It’s all about the right price
FIGURES supplied by The Knowledge Factory’s SA Property Transfer Guide (SAPTG) are clearly indicative that the top-fairing areas with the highest number of sales from January this year up until the end of October are mainly those with properties for sale under the R600000 mark. This clearly reflects the current buyer’s search for value.

In the top 10 list nationwide, fairly predictably, Cape Town central was ranked first, selling a whopping 1767 properties at an average price of R505223. Parklands in the Western Cape came second — selling 1693 properties in the area at an average price of R508098. With 1171 properties having been sold, the Pretoria area of Sunnyside was third, with the average sale amounting to R182695. Protea Glen in Gauteng was fourth, with 999 properties being sold at a low average of R79041 and in a close fifth place, KwaZulu-Natal’s area of Bulwer sold 989 properties at an average of R406922 each.

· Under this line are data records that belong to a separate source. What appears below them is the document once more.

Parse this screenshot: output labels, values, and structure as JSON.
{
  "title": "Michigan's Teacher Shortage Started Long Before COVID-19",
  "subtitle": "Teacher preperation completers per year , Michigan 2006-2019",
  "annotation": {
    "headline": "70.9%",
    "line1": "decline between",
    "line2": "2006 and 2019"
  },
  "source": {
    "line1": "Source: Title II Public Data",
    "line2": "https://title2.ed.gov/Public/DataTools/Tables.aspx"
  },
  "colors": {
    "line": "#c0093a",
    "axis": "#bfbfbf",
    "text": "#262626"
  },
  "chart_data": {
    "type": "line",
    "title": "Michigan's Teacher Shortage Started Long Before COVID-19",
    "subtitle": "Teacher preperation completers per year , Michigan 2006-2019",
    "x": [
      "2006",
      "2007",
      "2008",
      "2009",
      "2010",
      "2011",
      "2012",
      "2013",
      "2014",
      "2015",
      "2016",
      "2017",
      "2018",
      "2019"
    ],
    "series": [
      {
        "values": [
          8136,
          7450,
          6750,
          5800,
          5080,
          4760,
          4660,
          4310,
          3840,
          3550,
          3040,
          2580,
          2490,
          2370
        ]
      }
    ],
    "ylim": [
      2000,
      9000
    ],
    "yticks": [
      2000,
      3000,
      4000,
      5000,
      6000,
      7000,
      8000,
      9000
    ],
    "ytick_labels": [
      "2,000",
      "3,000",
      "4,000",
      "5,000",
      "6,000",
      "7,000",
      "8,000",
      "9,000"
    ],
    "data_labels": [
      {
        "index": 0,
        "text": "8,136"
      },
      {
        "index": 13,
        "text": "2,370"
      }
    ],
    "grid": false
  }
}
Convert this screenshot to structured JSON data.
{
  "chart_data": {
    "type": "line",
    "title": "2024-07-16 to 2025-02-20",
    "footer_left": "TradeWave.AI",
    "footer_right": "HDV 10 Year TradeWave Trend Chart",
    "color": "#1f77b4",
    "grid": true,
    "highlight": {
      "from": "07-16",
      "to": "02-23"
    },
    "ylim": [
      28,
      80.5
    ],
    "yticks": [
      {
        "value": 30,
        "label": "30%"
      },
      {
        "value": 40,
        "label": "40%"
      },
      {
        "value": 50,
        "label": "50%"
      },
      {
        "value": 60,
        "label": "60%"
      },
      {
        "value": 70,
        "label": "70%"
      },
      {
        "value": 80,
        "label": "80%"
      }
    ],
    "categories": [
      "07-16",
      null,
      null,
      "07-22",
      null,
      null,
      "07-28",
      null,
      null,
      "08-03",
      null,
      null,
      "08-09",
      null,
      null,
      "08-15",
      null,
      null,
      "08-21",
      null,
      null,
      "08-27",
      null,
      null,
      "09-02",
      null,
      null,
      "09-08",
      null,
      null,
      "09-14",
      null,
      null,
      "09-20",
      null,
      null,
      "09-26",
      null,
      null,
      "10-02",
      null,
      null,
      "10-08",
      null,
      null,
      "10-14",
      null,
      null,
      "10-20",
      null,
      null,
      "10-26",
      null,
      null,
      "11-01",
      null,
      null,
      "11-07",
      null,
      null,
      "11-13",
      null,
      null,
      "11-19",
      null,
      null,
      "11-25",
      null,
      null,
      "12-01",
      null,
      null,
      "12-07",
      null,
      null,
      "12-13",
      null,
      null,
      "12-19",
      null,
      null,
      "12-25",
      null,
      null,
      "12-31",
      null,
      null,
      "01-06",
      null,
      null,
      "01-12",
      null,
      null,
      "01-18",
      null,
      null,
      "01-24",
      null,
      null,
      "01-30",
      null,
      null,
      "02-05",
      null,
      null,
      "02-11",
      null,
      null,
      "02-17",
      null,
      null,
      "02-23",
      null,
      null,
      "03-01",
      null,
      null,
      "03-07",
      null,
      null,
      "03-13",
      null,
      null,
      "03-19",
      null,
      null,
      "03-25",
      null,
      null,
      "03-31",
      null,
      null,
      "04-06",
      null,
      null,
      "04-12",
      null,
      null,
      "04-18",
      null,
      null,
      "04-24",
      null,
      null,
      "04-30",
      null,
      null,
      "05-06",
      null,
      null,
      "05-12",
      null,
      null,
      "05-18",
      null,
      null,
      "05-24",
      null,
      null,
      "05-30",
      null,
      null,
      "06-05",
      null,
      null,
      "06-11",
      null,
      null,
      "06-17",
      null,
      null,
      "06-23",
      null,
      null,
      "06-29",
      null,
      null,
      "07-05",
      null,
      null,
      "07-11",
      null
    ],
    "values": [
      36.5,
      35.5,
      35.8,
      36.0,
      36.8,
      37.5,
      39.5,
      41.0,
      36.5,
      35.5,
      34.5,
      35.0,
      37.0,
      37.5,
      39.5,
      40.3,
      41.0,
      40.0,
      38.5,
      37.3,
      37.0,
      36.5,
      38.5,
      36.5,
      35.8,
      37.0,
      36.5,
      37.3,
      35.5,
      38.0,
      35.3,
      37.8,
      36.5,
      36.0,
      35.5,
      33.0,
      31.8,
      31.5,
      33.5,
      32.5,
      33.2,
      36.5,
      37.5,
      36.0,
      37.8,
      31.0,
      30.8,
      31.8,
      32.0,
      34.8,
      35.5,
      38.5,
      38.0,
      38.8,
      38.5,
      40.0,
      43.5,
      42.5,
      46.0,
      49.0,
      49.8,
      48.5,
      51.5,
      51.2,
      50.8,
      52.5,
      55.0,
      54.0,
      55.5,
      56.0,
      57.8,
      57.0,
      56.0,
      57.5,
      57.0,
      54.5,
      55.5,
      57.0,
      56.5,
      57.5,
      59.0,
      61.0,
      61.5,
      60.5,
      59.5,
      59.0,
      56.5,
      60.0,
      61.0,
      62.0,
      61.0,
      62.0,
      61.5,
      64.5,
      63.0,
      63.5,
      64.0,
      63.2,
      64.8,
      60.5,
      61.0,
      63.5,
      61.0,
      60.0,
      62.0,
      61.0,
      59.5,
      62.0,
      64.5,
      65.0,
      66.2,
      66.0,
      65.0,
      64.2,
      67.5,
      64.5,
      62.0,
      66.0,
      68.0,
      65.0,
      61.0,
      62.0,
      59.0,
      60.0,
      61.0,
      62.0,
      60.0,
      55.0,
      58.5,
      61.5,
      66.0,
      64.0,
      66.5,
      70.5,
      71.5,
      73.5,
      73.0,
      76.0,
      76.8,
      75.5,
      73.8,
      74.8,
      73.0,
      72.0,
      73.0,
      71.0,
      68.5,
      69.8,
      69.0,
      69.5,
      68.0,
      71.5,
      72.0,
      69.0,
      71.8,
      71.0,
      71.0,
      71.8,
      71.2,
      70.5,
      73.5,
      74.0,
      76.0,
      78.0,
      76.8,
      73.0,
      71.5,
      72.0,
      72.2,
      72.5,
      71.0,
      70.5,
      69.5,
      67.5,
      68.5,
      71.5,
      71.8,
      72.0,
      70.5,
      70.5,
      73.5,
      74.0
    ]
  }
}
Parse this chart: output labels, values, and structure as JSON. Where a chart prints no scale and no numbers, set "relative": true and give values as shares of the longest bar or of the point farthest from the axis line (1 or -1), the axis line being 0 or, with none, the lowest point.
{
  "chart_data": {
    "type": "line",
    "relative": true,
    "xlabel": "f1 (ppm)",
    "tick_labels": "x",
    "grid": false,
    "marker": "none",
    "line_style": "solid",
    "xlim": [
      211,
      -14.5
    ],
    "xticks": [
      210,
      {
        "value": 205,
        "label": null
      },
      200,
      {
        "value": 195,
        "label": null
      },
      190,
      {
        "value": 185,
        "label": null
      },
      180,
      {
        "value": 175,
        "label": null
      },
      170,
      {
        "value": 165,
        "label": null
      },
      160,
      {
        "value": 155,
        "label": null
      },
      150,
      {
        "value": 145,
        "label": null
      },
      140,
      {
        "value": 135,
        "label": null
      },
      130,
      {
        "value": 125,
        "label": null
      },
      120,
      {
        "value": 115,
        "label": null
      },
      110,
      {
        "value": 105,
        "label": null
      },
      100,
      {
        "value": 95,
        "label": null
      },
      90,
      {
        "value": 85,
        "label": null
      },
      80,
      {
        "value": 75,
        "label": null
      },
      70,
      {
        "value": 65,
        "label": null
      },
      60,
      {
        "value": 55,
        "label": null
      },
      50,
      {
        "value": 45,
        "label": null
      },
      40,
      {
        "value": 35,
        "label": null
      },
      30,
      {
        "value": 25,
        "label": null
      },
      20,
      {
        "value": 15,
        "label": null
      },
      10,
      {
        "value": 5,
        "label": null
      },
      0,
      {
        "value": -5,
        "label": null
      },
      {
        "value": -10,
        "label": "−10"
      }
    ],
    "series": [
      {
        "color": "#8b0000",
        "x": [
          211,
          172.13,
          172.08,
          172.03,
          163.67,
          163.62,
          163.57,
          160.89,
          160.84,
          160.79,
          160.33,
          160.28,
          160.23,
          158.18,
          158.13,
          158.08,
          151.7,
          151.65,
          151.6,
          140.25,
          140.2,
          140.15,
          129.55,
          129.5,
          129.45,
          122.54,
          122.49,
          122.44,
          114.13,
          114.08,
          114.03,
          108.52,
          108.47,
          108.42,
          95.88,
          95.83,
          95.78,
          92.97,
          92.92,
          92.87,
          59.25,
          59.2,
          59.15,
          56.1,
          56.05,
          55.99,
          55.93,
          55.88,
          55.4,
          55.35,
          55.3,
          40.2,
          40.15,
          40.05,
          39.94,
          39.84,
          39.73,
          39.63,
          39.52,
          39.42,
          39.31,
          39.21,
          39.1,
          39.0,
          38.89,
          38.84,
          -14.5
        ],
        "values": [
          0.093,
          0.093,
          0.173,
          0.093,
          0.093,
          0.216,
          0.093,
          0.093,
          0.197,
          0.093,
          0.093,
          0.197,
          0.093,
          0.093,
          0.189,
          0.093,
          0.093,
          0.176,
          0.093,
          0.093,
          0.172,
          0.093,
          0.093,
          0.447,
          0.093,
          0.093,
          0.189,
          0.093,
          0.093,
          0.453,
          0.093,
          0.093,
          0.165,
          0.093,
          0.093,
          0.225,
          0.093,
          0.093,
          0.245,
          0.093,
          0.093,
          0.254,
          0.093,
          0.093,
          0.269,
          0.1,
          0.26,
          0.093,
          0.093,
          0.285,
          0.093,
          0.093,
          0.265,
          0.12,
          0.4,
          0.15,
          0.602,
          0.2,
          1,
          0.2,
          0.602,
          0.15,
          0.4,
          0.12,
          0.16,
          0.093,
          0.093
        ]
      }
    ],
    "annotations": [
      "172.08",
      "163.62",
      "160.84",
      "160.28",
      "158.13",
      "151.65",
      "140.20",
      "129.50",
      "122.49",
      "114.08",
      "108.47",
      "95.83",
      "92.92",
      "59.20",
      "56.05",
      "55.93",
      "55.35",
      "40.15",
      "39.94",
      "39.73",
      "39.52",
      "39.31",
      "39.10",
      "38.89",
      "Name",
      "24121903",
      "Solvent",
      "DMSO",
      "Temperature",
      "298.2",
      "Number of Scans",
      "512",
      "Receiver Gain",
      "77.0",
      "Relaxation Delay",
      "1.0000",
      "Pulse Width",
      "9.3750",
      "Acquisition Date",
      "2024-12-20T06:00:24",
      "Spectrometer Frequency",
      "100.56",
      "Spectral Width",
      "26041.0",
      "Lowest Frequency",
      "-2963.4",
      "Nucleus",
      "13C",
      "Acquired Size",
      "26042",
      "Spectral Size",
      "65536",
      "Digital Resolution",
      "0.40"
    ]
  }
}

In an interesting comparison with value as the measurement tool as opposed to number of sales, out of all the suburbs and towns served by the Homenet estate agency group, Struisbaai near Hermanus in the Western Cape has been ranked as the top performer for this year, having shown the highest increase in average home price.

The group’s analysis of sales shows that this popular coastal centre experienced a whopping 150% increase in average home prices this year to R500000.

Next on the list are Jeffreys Bay, near Port Elizabeth, where the average home price achieved jumped 108% to R700000, and Brackenfell in Cape Town, where the average price rose 107% to R900000.

In the SAPTG list only two areas with the average property selling price over R600000 were featured. These were both areas in Gauteng: namely Morningside, which came in sixth place — selling 887 properties with the average selling price of R1168 613; and Moreleta Park, which came seventh — selling 869 properties with the average sale amounting to R757349. The rapidly growing area of Wilgeheuwel in Roodepoort was ranked eighth, with 811 properties being sold at an average price of R446975. Lenasia South in Johannesburg came in ninth place, selling 784 properties at an average price of R113 981. Lastly, Langebaan in the Western Cape was placed tenth, selling 766 properties at an average price of R387 220.

Homenet further notes that according to their figures, Scottburgh on the KwaZulu-Natal South Coast was ranked fourth, with a 100% value increase to R900000. Fifth place was shared by ever-popular Hermanus and the little Mpumalanga town of Kriel, each with a 92% increase in average price achieved.

Homenet MD David Rogers says: “The figures are only part of the story and of course in the second half of this year, the market has cooled somewhat.

“But within those limitations the statistics do shed light on overall market trends in these areas and provide points of reference for both buyers and sellers.”

Other areas that performed well were Primrose and Port Elizabeth (both 83%) and Dundee in KZN, Nelspruit and Bredasdorp (all at 82%).

It’s interesting to note, says Rogers, that three of the five top performers were coastal towns, underlining the perennial appeal of these areas for holiday home and retirement buyers.

However, different drivers had a significant impact on other markets. Kriel, for example, was boosted by the de-mothballing of the nearby power station, while the appeal of Primrose and Brackenfell lies in their relative affordability.

Susan van Aswegen, of Sotheby’s International Realty, comments on the current buyer’s trend of pursuing value, especially with regards to the area of Parklands in which she operates: “Middle-class buyers can no longer afford prices closer to town. If you buy a house for R2m in the City Bowl, bond repayments generally cost around R20000 a month. Whereas a R1,3m house in Parklands will cost you around R13000 a month. I believe that affordability is going to drive the market over the next few years.”

Barak Geffen of Sotheby’s International Realty elaborates, saying: “The SAPTG statistics refer to those driving the market in these areas as the ‘Terracotta Terraces’ set. They are typically young, techno-savvy and approximately seven out of 10 of these youngsters own the homes they live in. Their homes are small but have generally been built in the past decade. This is the single, technikon-educated sector that comprises the highest percentage of employed people.”

He says that many of the most popular areas, such as Parklands and Weltevreden Park for example, are situated a mere 20 to 25 minutes from the main metropole areas, which means that there is still plenty of space for development and therefore new, affordable cluster homes are mushrooming.

Rogers, concludes: “If I were to take a stab at where the market will be in another year’s time, I would say there would not be too much change, with selected coastal areas remaining popular and inland areas driven by a variety of influences.”